Now? Political convention has successfully been defined down, and the Republicans' stated intent to hold the debt-ceiling hostage again is being viewed as a matter of course. This Politico report on Tuesday is representative of the Beltway establishment's acceptance of the negotiating tactic:
The fiscal cliff has consumed Washington for months, but it may end up being the long opening act for a fiscal drama with even higher stakes: the debt ceiling. Even as senators breathed a sigh of relief and overwhelmingly passed a historic tax deal to avert the much-feared fiscal cliff early Jan. 1, Congress was already lurching right into the new round of brinksmanship. Congress will have to raise the Treasury Department’s $16.4 trillion borrowing limit by late winter, and Republicans see the debate as their best opportunity to extract spending cuts out of the White House. That’s why they effectively conceded the tax rate battle to President Barack Obama and agreed to a fiscal cliff deal that, if cleared by the House, will raise taxes on individuals making more than $400,000, and couple making more than $450,000.
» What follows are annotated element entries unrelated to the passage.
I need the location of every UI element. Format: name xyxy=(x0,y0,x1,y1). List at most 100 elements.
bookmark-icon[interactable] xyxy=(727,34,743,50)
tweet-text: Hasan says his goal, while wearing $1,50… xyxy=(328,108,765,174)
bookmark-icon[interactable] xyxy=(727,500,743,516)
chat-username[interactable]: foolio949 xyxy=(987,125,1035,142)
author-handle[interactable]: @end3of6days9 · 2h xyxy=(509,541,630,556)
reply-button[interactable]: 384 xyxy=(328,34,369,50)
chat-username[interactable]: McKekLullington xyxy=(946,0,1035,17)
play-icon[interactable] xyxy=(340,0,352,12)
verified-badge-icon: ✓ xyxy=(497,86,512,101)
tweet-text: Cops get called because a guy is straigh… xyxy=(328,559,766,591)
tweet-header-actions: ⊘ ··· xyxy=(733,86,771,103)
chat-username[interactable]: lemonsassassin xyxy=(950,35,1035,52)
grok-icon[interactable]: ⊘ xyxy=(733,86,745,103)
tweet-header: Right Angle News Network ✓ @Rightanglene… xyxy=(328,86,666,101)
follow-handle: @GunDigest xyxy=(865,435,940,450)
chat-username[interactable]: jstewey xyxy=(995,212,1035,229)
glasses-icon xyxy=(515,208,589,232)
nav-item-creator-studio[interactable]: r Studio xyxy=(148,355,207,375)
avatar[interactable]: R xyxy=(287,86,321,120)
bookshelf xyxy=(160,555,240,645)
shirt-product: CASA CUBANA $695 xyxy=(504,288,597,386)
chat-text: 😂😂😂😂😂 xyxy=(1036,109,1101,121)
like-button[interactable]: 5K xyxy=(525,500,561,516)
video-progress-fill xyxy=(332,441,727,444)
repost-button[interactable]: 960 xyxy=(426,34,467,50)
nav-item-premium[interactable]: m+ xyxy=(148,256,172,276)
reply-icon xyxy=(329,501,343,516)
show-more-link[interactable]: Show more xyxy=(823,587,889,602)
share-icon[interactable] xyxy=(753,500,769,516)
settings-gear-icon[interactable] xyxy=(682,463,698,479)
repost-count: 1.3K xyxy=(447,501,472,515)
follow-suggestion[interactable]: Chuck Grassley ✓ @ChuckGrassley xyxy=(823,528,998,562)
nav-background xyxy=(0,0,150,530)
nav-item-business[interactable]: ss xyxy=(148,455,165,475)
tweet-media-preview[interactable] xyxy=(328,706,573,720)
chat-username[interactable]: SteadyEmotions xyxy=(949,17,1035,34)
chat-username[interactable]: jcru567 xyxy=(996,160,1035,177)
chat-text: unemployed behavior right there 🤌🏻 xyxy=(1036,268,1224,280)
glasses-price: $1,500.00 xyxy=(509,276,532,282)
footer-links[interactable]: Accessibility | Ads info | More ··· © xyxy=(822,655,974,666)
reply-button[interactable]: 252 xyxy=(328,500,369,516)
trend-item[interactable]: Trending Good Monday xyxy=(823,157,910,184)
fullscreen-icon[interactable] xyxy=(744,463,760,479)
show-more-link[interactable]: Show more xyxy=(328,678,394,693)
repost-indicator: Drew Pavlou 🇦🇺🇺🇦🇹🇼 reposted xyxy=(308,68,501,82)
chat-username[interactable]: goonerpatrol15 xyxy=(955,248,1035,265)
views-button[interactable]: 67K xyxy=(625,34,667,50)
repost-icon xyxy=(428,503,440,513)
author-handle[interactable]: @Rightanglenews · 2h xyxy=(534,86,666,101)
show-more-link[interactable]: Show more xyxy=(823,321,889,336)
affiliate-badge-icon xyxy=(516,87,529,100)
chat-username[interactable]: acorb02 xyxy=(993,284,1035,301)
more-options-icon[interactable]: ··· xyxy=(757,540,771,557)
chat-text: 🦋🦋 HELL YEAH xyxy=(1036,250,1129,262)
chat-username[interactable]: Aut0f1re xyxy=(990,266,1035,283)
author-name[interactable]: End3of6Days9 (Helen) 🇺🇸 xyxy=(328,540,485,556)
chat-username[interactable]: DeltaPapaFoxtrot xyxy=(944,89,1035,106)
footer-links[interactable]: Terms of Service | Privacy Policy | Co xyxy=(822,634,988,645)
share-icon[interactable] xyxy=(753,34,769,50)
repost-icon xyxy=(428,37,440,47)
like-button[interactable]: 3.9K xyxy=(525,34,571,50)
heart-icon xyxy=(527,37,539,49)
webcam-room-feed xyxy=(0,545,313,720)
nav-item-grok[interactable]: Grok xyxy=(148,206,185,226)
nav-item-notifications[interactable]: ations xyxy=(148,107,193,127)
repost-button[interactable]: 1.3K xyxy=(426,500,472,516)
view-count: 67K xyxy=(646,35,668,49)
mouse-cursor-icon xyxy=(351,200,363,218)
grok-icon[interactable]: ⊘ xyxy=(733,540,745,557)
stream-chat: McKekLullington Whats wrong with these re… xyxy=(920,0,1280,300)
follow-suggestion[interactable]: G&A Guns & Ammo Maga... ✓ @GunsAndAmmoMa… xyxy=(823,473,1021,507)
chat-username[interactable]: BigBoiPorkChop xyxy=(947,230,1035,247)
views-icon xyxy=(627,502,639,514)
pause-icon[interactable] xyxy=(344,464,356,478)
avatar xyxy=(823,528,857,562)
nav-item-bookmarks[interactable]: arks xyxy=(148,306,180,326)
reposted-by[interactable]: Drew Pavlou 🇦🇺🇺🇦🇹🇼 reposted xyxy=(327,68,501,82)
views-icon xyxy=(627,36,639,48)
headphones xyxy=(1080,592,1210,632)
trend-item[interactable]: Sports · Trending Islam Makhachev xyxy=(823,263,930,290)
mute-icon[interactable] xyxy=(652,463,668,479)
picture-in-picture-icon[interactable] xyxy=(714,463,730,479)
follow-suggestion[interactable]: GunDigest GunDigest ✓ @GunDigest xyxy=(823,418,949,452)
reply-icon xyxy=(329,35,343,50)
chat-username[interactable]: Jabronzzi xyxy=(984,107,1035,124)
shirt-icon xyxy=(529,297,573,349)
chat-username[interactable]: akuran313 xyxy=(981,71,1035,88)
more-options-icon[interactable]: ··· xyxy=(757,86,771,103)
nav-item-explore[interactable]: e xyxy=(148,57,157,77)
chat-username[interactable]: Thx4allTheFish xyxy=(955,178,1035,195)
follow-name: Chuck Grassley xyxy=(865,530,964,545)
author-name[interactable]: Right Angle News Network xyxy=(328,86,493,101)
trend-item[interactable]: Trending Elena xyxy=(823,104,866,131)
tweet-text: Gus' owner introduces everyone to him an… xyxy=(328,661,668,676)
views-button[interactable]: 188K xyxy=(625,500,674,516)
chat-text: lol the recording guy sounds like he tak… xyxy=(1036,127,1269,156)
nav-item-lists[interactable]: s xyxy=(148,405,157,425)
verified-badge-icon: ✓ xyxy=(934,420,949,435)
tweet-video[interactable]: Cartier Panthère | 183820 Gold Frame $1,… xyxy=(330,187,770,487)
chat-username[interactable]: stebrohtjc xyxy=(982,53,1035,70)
The Washington Post's Chris Cillizza was more blunt in casting the debt-ceiling limit as the natural next step in negotiations: "Make no mistake: No deal on the fiscal cliff was a political loser for Republicans; this is an issue they needed to get off the table in order to find better political ground — debt ceiling — to make their stand."
So: a threat to plunge the nation's into default and with it imperil the nation and world's economy, seen only a year and a half ago as the political equivalent of a nuclear option, is now viewed as "better political ground." What to make of this? The shift in mindset is surely in part a function of basic human nature: our remarkable ability -- for good or ill -- to adapt ourselves to new realities. More than that, though, it is a function of that far more Beltway-unique tendency, to report and comment on politics and governance as pure gamesmanship in such a way that conveys savvy but not judgment. And if it's all a sport, who's to object if one side has radically shifted the goalposts? Good for them, if they can get away with it. And after all, the higher the stakes in the clash, the better the story.
It's one thing if this blitheness about the coming hostage-taking is contained within the Beltway. But if this perception starts to percolate out more broadly, the White House is in far weaker position heading into the next round than it would like to believe.